Overall, this work suggests that AST is one of the active constituents of M. alba and the MPG formula, as it reduces GC apoptosis by increasing in the levels Bcl-2, leading to a significant alteration of the Bcl-2/Bax ratio in the cells. Since traditional Chinese herbal medicines are usually complex mixtures of multiple herbs, it is likely that there are multiple compounds in the MPG formula that have efficacy, and some may be synergistic. The limitation of this study is that we are measuring the effects of only one compound in this work. In addition, enhancement of endogenous estrogens by AST may contribute to the development of estrogen-responsive cancers. However, interestingly published reports suggest the opposite, that in fact AST, a compound present in many plant species, has chemopreventative and anti-cancer effects [26,37,38,39]. Our own work has shown that MPG itself does not impact estrogen-responsive cancers [18]. Obviously prior to any human study, further toxicological testing would be needed to confirm these results. However, this work also demonstrates a number of important general points that are pertinent to the investigation of treatments for menopause.
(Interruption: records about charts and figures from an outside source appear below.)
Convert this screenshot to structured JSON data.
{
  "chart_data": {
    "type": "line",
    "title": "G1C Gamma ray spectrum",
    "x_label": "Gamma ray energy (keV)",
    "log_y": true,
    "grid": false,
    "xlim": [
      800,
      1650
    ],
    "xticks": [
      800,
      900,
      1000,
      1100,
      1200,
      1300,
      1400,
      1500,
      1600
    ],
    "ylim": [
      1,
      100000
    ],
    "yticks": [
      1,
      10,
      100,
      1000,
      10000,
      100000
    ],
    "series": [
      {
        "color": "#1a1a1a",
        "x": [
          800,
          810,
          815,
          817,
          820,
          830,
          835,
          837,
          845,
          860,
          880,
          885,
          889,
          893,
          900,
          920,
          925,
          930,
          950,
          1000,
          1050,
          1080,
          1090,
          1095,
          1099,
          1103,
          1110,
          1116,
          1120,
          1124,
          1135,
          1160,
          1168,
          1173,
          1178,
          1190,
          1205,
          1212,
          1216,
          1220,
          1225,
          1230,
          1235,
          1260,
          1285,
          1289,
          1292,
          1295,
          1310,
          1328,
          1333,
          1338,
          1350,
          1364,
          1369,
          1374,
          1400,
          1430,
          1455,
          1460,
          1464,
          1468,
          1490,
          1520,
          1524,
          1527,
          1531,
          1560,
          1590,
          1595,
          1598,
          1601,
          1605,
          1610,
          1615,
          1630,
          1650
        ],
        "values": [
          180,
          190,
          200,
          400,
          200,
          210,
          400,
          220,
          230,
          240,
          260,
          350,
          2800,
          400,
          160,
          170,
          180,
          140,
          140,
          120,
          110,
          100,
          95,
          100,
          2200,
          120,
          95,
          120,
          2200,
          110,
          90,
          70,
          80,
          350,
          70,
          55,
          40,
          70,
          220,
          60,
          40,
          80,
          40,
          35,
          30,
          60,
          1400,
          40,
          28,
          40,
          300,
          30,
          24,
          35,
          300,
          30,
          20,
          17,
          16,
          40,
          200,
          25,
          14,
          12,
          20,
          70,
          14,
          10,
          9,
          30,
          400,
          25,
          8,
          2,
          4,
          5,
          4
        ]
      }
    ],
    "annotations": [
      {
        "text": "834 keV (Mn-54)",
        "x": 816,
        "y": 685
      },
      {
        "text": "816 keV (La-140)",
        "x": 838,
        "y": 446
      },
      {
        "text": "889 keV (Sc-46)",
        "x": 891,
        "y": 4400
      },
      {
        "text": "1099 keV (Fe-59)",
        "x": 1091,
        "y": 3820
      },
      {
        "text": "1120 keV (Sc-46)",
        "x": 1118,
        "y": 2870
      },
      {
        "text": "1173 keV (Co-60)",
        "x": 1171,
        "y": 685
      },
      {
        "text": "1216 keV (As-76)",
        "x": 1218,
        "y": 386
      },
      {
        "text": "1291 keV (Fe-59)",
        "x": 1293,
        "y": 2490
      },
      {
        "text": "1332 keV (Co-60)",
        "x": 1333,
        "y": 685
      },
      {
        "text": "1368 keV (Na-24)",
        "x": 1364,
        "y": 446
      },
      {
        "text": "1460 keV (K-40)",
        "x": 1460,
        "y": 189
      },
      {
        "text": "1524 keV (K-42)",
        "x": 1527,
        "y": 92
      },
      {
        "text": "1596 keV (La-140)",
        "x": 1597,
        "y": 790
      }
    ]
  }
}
First, the ovaries of aged female rats undergo many of the changes that are also observed in human ovaries during menopause, making the aged rat model an excellent model for this type of study. Second, follicular atresia and GC apoptosis may be suppressed by treatment with estradiol or AST, which has positive implications for fertility research. Finally, in terms of menopause, the naturally occurring flavonoid AST has a very novel mechanism of action in that it is not directly estrogenic, but works indirectly by suppressing GC apoptosis in aged female rats, thereby reducing ovarian failure and increasing the natural production of E₂ and P₄. An increase in endogenous hormone levels would reduce menopausal symptoms, thus indicating that AST alone may be potential treatment for menopause.